Going forward, we’re going to adapt pytorch notation, where we’ll represent lists of matrices as tensor like, so $\mathbb{R}^{k \times n \times d}$ now represnts a list of $k$ matrices of size $n \times d.$ When we do multiplication of tensors $A \in \mathbb{R}^{k \times n \times d}$ and $B \in \mathbb{R}^{k \times d \times m},$ we’ll get a tensor $C \in \mathbb{R}^{k \times n \times m},$ where $C_{i,j,k} = \sum_{l=1}^d A_{i,j,l} B_{i,l,k}.$ Copilot wrote that last line for me, so how I understand this better is that $C_i$ is a matrix in $\mathbb{R}^{n \times d},$ and $C_i = A_i \times B_i.$
Moving to multi head attention, we’ll now take $d’ = d/h,$ and now we need $3 \times h$ matrices for our $Q,K,V$ matrices (notice the number of parameters is still the same), now each living in $\mathbb{R}^{h \times n \times d’}.$ We’ll also need a linear layer to project the concatenated outputs back to $\mathbb{R}^{n \times d},$ but this is just a layer $f : \mathbb{R}^{n \times d} \to \mathbb{R}^{n \times d}.$ So, our calculation looks like given $Q,K,V \in \mathbb{R}^{h \times n \times d’},$ and $f \in \mathbb{R}^{n \times d},$ we have $$ SA(\mathbf{x}, \theta) = f\left(\text{concat}\left(\text{head}_1, \ldots, \text{head}_h\right)\right), $$ where $\text{head}_i \in \mathbb{R}^{n \times d’}$ and is given by $$ \text{head}_i = \text{softmax}\left(\frac{C_i D_i^\top}{\sqrt{d’}}\right) B_i, $$ where $C_i, D_i, B_i \in \mathbb{R}^{n \times d’}$ are analagous to the above definitions, except each one is $Q_i(\mathbf{x}_i),$ given that we split $\mathbf{x}$ into $h$ slices as well of size $n \times d’.$
In python (ew), this is
def multihead_attention(x, theta):
Q, K, V, f = theta
C = Q(x)
D = K(x)
B = V(x)
heads = []
for i in range(h):
head_i = torch.softmax(C[i] @ D[i].T / np.sqrt(dā), dim=1) @ B[i]
heads.append(head_i)
return f(torch.cat(heads, dim=1))This is ridiculous code, but I’m not bringing torch into this. But we’re basically taking our list of embeddings, and slicing each one into $h$ pieces, running the groups of pieces through their own attention layer, and then putting them back together.

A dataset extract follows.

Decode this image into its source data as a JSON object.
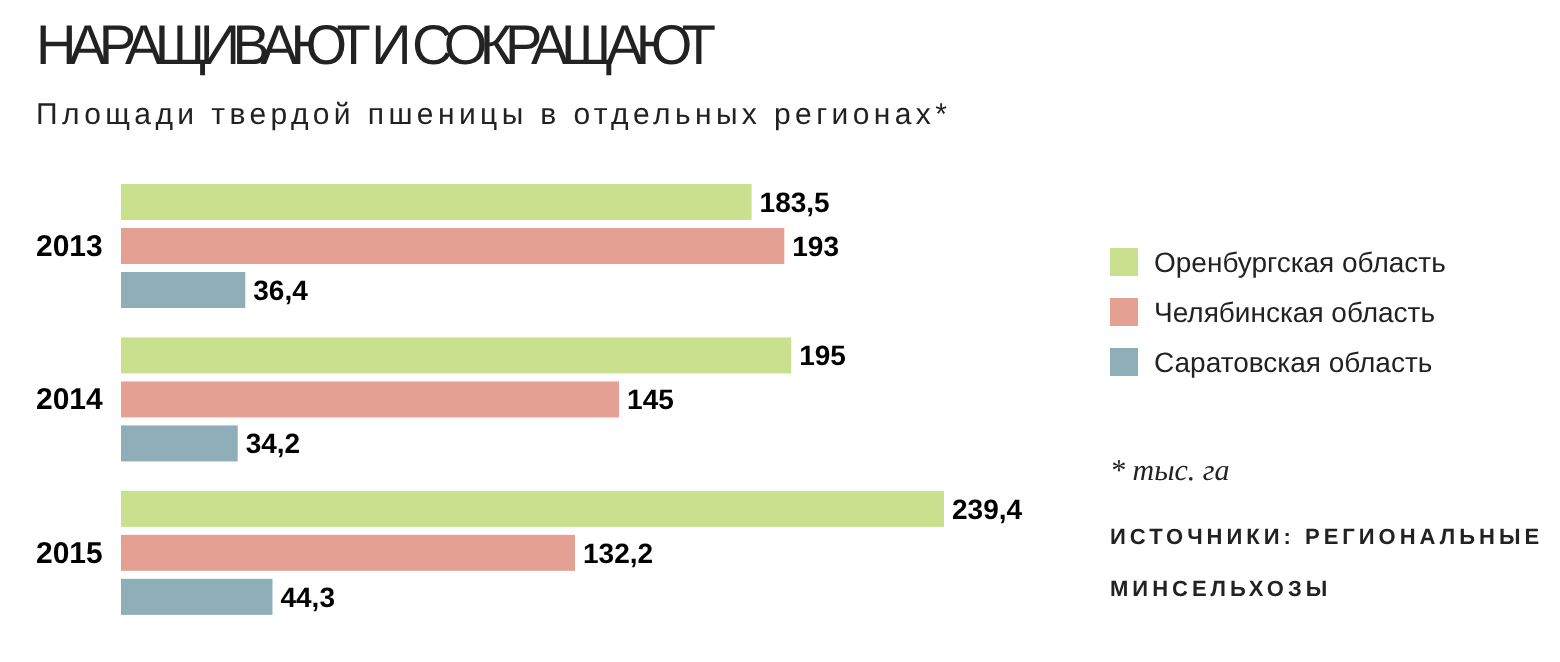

For decoder only next token prediction models like GPT, we are trying to predict the next token, given the previous tokens. But above, we totally cheated, and the self attention actually attends to all tokens in the sequence! No fear, we’ll just zero out the remaining tokens with an attention mask. Given our matrix $$ A = \frac{C D^\top}{\sqrt{d}},$$ (attention matrix before softmax), we will go through and for each $i < j,$ we’ll set $A_{i,j} = -\infty.$ This is equivalent to zeroing them out but for the softmax, since $\exp(-\infty) = 0.$ Problem solved. Does this actually train what we want it to do? The evidence says yes, but I haven’t actually looked at the conditional loss here, so I can’t help you with that.
Thank you for reading this far. This was a long winded road taking many liberties in notation, but this is how I understand transformers (for the worse). It is frightening how much of this was written by pressing tab and accepting a copilot suggestion. Some day (soon) I’ll write up more with batching and some more implementation and how to make this faster. I sure love catching up to SOTA in 2021 in 3 weeks, although with the state of open source models (Starcoder2, DeepSeek, Llama2), we’re just catching up to OpenAI in 2022 anyways, so maybe I’m not that behind.